What do all those letters mean after mutual fund names – series D, class F, series I and so on?
I was afraid someone was going to ask that question.
Not being an expert on mutual funds – my portfolio consists largely of individual stocks and exchange-traded funds – I reached out to Dan Hallett, director of asset management with HighView Financial Group, to walk me through the mutual fund alphabet soup.
I quickly realized it would not be a short conversation.
“There is no uniformity” in how fund providers use letter designations, he said. “Some companies have their own convention that might be at odds with what most other companies do.”
Consider TD Mutual Funds. The letter I in its funds – TD Dividend Income I and TD Canadian Equity I, for example – refers to Investor Series. These are funds sold to retail investors.
“But with most other companies series I stands for institutional,” Mr. Hallett explained. Just to complicate things, some companies use the letter O to refer to institutional funds. It’s not clear what the O stands for, if anything.

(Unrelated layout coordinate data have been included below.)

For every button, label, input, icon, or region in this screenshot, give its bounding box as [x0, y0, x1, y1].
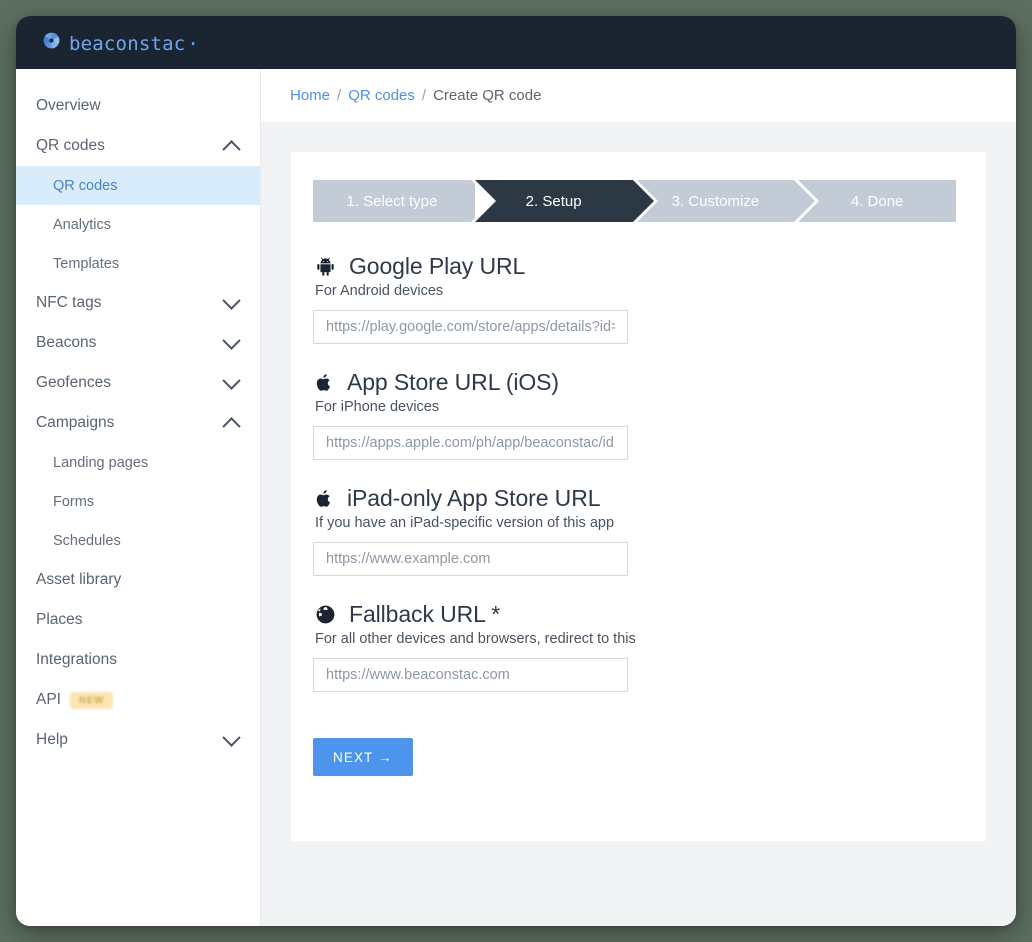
field-fallback-url: Fallback URL * For all other devices and…	[313, 601, 956, 692]
sidebar-item-label: Templates	[53, 255, 120, 272]
google-play-url-input[interactable]	[313, 310, 628, 344]
pinwheel-logo-icon	[42, 31, 61, 55]
wizard-stepper: 1. Select type 2. Setup 3. Customize 4. …	[313, 180, 956, 222]
chevron-up-icon	[222, 139, 241, 159]
top-bar: beaconstac	[16, 16, 1016, 69]
breadcrumb: Home / QR codes / Create QR code	[261, 69, 1016, 123]
field-title: Google Play URL	[349, 253, 526, 279]
field-google-play-url: Google Play URL For Android devices	[313, 253, 956, 344]
field-subtitle: For iPhone devices	[315, 399, 440, 415]
chevron-down-icon	[222, 330, 241, 350]
step-label: 1. Select type	[346, 192, 438, 210]
sidebar-group-campaigns[interactable]: Campaigns	[16, 403, 260, 443]
ipad-app-store-url-input[interactable]	[313, 542, 628, 576]
sidebar-item-label: QR codes	[36, 137, 105, 154]
breadcrumb-separator: /	[421, 87, 427, 104]
next-button[interactable]: NEXT →	[313, 738, 413, 776]
step-label: 2. Setup	[525, 192, 582, 210]
field-title: iPad-only App Store URL	[347, 485, 601, 511]
sidebar-item-label: Places	[36, 611, 83, 628]
chevron-up-icon	[222, 416, 241, 436]
fallback-url-input[interactable]	[313, 658, 628, 692]
chevron-down-icon	[222, 727, 241, 747]
sidebar-item-label: API	[36, 691, 61, 708]
sidebar-item-label: QR codes	[53, 177, 118, 194]
sidebar-group-help[interactable]: Help	[16, 720, 260, 760]
sidebar-item-overview[interactable]: Overview	[16, 86, 260, 126]
sidebar-item-api[interactable]: API NEW	[16, 680, 260, 720]
field-title: Fallback URL *	[349, 601, 501, 627]
android-icon	[315, 256, 336, 277]
sidebar-item-label: Forms	[53, 493, 95, 510]
breadcrumb-current: Create QR code	[433, 87, 542, 104]
brand-name: beaconstac	[69, 33, 199, 55]
chevron-down-icon	[222, 370, 241, 390]
step-setup[interactable]: 2. Setup	[474, 180, 654, 222]
step-label: 3. Customize	[671, 192, 760, 210]
sidebar-item-forms[interactable]: Forms	[16, 482, 260, 521]
sidebar-item-landing-pages[interactable]: Landing pages	[16, 443, 260, 482]
sidebar-item-label: Analytics	[53, 216, 112, 233]
step-select-type[interactable]: 1. Select type	[313, 180, 492, 222]
apple-icon	[315, 488, 334, 510]
sidebar-item-label: Asset library	[36, 571, 122, 588]
sidebar-item-label: Beacons	[36, 334, 97, 351]
step-done[interactable]: 4. Done	[798, 180, 956, 222]
field-app-store-url: App Store URL (iOS) For iPhone devices	[313, 369, 956, 460]
field-title: App Store URL (iOS)	[347, 369, 559, 395]
brand-logo[interactable]: beaconstac	[42, 31, 199, 55]
sidebar-item-label: Geofences	[36, 374, 111, 391]
app-store-url-input[interactable]	[313, 426, 628, 460]
step-customize[interactable]: 3. Customize	[636, 180, 815, 222]
sidebar-item-label: Overview	[36, 97, 101, 114]
field-ipad-app-store-url: iPad-only App Store URL If you have an i…	[313, 485, 956, 576]
sidebar-group-beacons[interactable]: Beacons	[16, 323, 260, 363]
app-window: beaconstac Overview QR codes QR codes An…	[16, 16, 1016, 926]
globe-icon	[315, 604, 336, 625]
sidebar-item-label: Campaigns	[36, 414, 115, 431]
content-scroll-area: 1. Select type 2. Setup 3. Customize 4. …	[261, 123, 1016, 926]
sidebar-item-label: Integrations	[36, 651, 117, 668]
sidebar-group-nfc-tags[interactable]: NFC tags	[16, 283, 260, 323]
sidebar-item-asset-library[interactable]: Asset library	[16, 560, 260, 600]
sidebar-item-qr-codes[interactable]: QR codes	[16, 166, 260, 205]
sidebar-item-templates[interactable]: Templates	[16, 244, 260, 283]
sidebar-group-geofences[interactable]: Geofences	[16, 363, 260, 403]
create-qr-card: 1. Select type 2. Setup 3. Customize 4. …	[291, 152, 986, 841]
main-content: Home / QR codes / Create QR code 1. Sele…	[261, 69, 1016, 926]
sidebar: Overview QR codes QR codes Analytics Tem…	[16, 69, 261, 926]
chevron-down-icon	[222, 290, 241, 310]
field-subtitle: For all other devices and browsers, redi…	[315, 631, 636, 647]
breadcrumb-separator: /	[337, 87, 342, 104]
sidebar-item-label: Help	[36, 731, 68, 748]
step-label: 4. Done	[850, 192, 904, 210]
breadcrumb-qr-codes[interactable]: QR codes	[348, 87, 415, 104]
field-subtitle: If you have an iPad-specific version of …	[315, 515, 615, 531]
sidebar-item-analytics[interactable]: Analytics	[16, 205, 260, 244]
status-badge: NEW	[69, 691, 114, 709]
sidebar-item-schedules[interactable]: Schedules	[16, 521, 260, 560]
field-subtitle: For Android devices	[315, 283, 444, 299]
sidebar-item-places[interactable]: Places	[16, 600, 260, 640]
sidebar-item-integrations[interactable]: Integrations	[16, 640, 260, 680]
sidebar-item-label: Schedules	[53, 532, 121, 549]
sidebar-item-label: NFC tags	[36, 294, 102, 311]
sidebar-group-qr-codes[interactable]: QR codes	[16, 126, 260, 166]
apple-icon	[315, 372, 334, 394]
breadcrumb-home[interactable]: Home	[290, 87, 330, 104]
sidebar-item-label: Landing pages	[53, 454, 149, 471]
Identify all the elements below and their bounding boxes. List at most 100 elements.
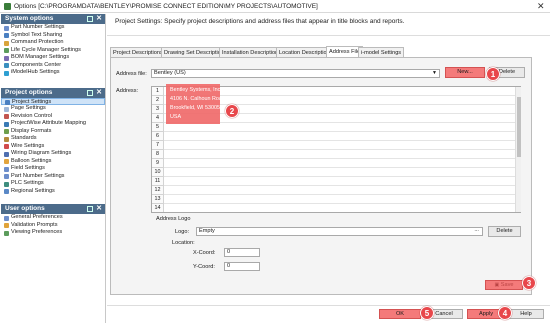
logo-group-label: Address Logo [156,216,191,222]
address-file-value: Bentley (US) [154,70,186,76]
line-number: 10 [152,168,164,177]
sidebar-item-wiring-diagram[interactable]: Wiring Diagram Settings [1,150,105,158]
viewing-icon [4,230,9,236]
sidebar-item-viewing-preferences[interactable]: Viewing Preferences [1,229,105,237]
wiring-diagram-icon [4,151,9,157]
plc-icon [4,181,9,187]
line-number: 8 [152,150,164,159]
ycoord-input[interactable]: 0 [224,262,260,271]
line-number: 7 [152,141,164,150]
sidebar-item-page-settings[interactable]: Page Settings [1,105,105,113]
standards-icon [4,136,9,142]
address-line: Bentley Systems, Inc. [170,87,222,93]
xcoord-label: X-Coord: [193,250,216,256]
collapse-icon[interactable]: ✕ [96,88,102,98]
sidebar-item-display-formats[interactable]: Display Formats [1,128,105,136]
save-label: Save [500,282,514,288]
app-icon [4,3,11,10]
system-options-group: System options ✕ Part Number Settings Sy… [1,14,105,77]
components-icon [4,63,9,68]
tab-installation-descriptions[interactable]: Installation Descriptions [219,47,285,57]
sidebar-item-wire-settings[interactable]: Wire Settings [1,143,105,151]
user-options-header[interactable]: User options ✕ [1,204,105,214]
title-bar: Options [C:\PROGRAMDATA\BENTLEY\PROMISE … [0,0,550,13]
line-number: 1 [152,87,164,96]
symbol-icon [4,33,9,38]
part-number-icon [4,25,9,31]
save-icon: ▣ [494,282,500,288]
sidebar-item-plc-settings[interactable]: PLC Settings [1,180,105,188]
pin-icon[interactable] [87,89,93,96]
pin-icon[interactable] [87,206,93,212]
revision-icon [4,114,9,119]
collapse-icon[interactable]: ✕ [96,204,102,214]
sidebar-item-life-cycle-manager[interactable]: Life Cycle Manager Settings [1,47,105,55]
sidebar-item-components-center[interactable]: Components Center [1,62,105,70]
address-scrollbar[interactable] [515,87,521,212]
system-options-header[interactable]: System options ✕ [1,14,105,24]
sidebar-item-balloon-settings[interactable]: Balloon Settings [1,158,105,166]
line-number: 4 [152,114,164,123]
sidebar-item-standards[interactable]: Standards [1,135,105,143]
logo-value: Empty [199,228,215,234]
close-icon[interactable]: ✕ [537,1,545,12]
preferences-icon [4,215,9,221]
sidebar-item-symbol-text-sharing[interactable]: Symbol Text Sharing [1,32,105,40]
user-options-title: User options [5,205,45,212]
sidebar-item-bom-manager[interactable]: BOM Manager Settings [1,54,105,62]
logo-field[interactable]: Empty ... [196,227,483,236]
line-number: 13 [152,195,164,204]
sidebar-item-general-preferences[interactable]: General Preferences [1,214,105,222]
location-label: Location: [172,240,195,246]
sidebar-item-projectwise-mapping[interactable]: ProjectWise Attribute Mapping [1,120,105,128]
new-button[interactable]: New... [445,67,485,78]
line-number: 6 [152,132,164,141]
chevron-down-icon: ▼ [432,70,437,76]
lock-icon [4,40,9,46]
projectwise-icon [4,121,9,127]
line-number: 12 [152,186,164,195]
options-sidebar: System options ✕ Part Number Settings Sy… [1,14,106,323]
wire-icon [4,144,9,149]
pin-icon[interactable] [87,16,93,22]
sidebar-item-part-number-settings-2[interactable]: Part Number Settings [1,173,105,181]
sidebar-item-regional-settings[interactable]: Regional Settings [1,188,105,196]
sidebar-item-command-protection[interactable]: Command Protection [1,39,105,47]
sidebar-item-imodelhub[interactable]: iModelHub Settings [1,69,105,77]
line-number: 14 [152,204,164,212]
window-title: Options [C:\PROGRAMDATA\BENTLEY\PROMISE … [14,3,318,10]
sidebar-item-project-settings[interactable]: Project Settings [1,97,105,105]
xcoord-input[interactable]: 0 [224,248,260,257]
address-line: USA [170,114,182,120]
line-number: 9 [152,159,164,168]
sidebar-item-part-number-settings[interactable]: Part Number Settings [1,24,105,32]
sidebar-item-field-settings[interactable]: Field Settings [1,165,105,173]
page-description: Project Settings: Specify project descri… [115,18,405,25]
address-line: Brookfield, WI 53005 [170,105,221,111]
ycoord-label: Y-Coord: [193,264,215,270]
part-number-icon [4,174,9,179]
ok-button[interactable]: OK [379,309,421,319]
sidebar-item-revision-control[interactable]: Revision Control [1,113,105,121]
field-icon [4,166,9,172]
callout-badge: 5 [420,306,434,320]
globe-icon [4,189,9,194]
scroll-thumb[interactable] [517,97,521,157]
balloon-icon [4,159,9,164]
tab-imodel-settings[interactable]: i-model Settings [358,47,405,57]
help-button[interactable]: Help [508,309,544,319]
save-button[interactable]: ▣ Save [485,280,523,290]
collapse-icon[interactable]: ✕ [96,14,102,24]
address-file-select[interactable]: Bentley (US) ▼ [151,69,440,78]
line-number: 3 [152,105,164,114]
line-number: 5 [152,123,164,132]
delete-logo-button[interactable]: Delete [488,226,521,237]
page-header: Project Settings: Specify project descri… [107,14,550,36]
logo-label: Logo: [175,229,189,235]
tab-project-descriptions[interactable]: Project Descriptions [110,47,166,57]
project-options-header[interactable]: Project options ✕ [1,87,105,98]
address-line: 4106 N. Calhoun Road, [170,96,227,102]
browse-icon[interactable]: ... [474,228,479,234]
callout-badge: 2 [225,104,239,118]
sidebar-item-validation-prompts[interactable]: Validation Prompts [1,222,105,230]
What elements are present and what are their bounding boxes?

At TD you can also buy e-series funds, which are low-fee index funds that can only be purchased online – that is, electronically. Similarly, RBC Direct Investing offers its clients a lineup of low-cost managed funds – called Series D – which are “tailor made for the self-directed investor,” RBC says.
Now, we move on to A series funds. “Typically it means funds sold by a financial adviser,” Mr. Hallett said. Such funds usually have an embedded trailer commission to compensate the adviser or dealer for providing service or advice. The trailer is usually 1 per cent for equity and balanced funds – or 0.5 per cent if the fund has a deferred sales charge, also known as a back-end load.
Even if you buy an A series fund through a discount broker that provides no advice, with few exceptions you’ll still pay the trailer commission.
Next up: F class funds.
“F is the only letter that is standardized,” Mr. Hallett explains. If you’ve read this far you may be thinking of another F word, but in this case F stands for fee-based. These funds have the trailer fee stripped out because they are designed for accounts where the adviser charges a separate fee – usually 1 to 1.5 per cent – of the assets.
T series generally refers to funds that offer a purported tax advantage. These funds often have a high, fixed distribution – say 6 or 7 per cent annually – that includes a portion of return of capital or ROC. ROC is not taxable – it is subtracted from the adjusted cost base of the units, which affects the capital gain or loss when the units are ultimately sold. But in many cases the tax benefits are illusory, Mr. Hallett said.
Then there are corporate class funds, which are structured as a corporation instead of a trust. One benefit of the corporate structure is that investors can switch between funds in the same family without triggering capital gains tax.
“And then to make things really fun, because it’s not confusing enough, you’ll have corporate class T – a corporate class version that pays out a fixed distribution,” he said. “There are other combinations, such as FT.”
Don’t expect fund companies to adopt a standardized letter convention any time soon. There have been efforts to do so in the past, but the industry has always balked because it would be too costly to change all the prospectuses and marketing materials.
Still confused? Don’t feel badly: Even a fund veteran such as Mr. Hallett is occasionally puzzled by some of the letters he comes across.
“I’ll be looking at a fund and I’m like, what the heck is series P? … what is series W?”